31. The method of claim 25, further including the step of introducing a compound to the sample which inhibits activity of an isoform of PLA2.
32. The method of claim 31 , wherein the isoform of PLA2 is iPLA2.
33. A marker for disease, comprising:
a maker wherein said marker is phospholipase A2 (PLA2) activity that is demonstratively higher in a diseased state than it is in a healthy state.

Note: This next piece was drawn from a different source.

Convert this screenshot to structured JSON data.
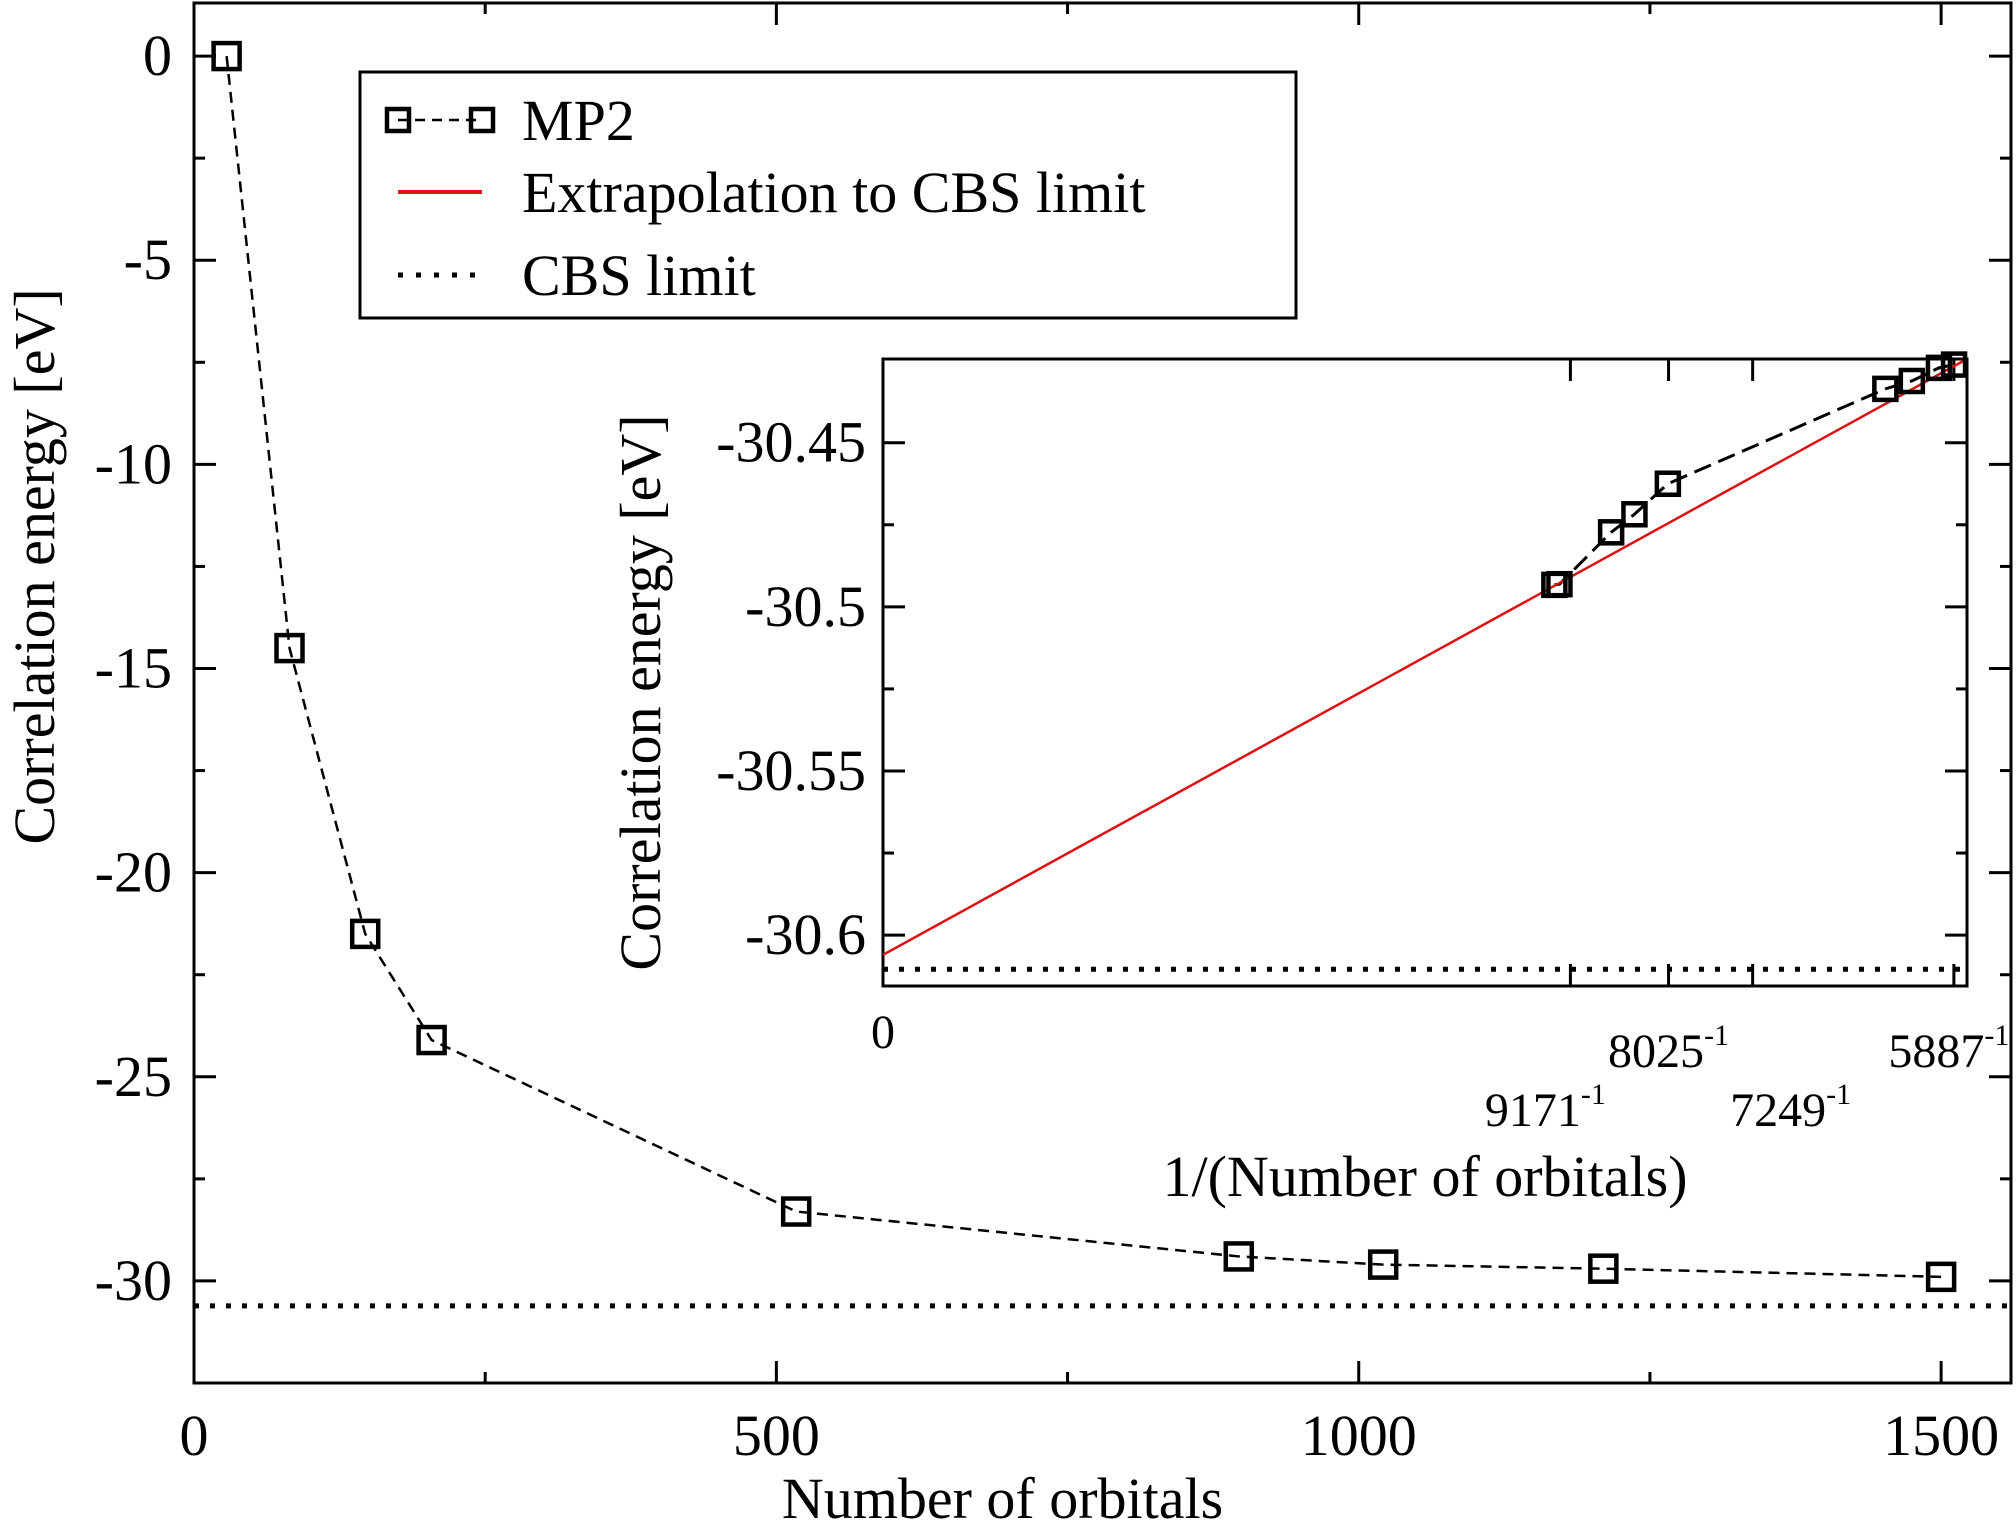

34. The marker according to claim 33, wherein the activity is at least about 1.5fold higher in a sample from a patient with a disease then it is in a patient that is without disease.
35. The marker according to claim 33, wherein the marker is elevated in at least one sample for a portion of a patient's body selected from the group consisting of: cells, tissues, and fluids.
36. The marker according, wherein said maker is indicative of cancer.
37. The marker according to claim 36, wherein the marker is EOC.
38. The marker according to claim 33, wherein said marker can be used to diagnose a disease.
39. The marker according to claim 33, wherein said maker can be used to evaluate the effectiveness of a treatment for a disease.
40. The marker according to claim 33, wherein the marker can be used to determine the prognosis of a disease.
41. The marker according to claim 33, wherein the marker can be used to determine the personalized treatment of a patient.
42. The maker according to claim 33, wherein the activity is due primarily to elevated iPLA2 activity.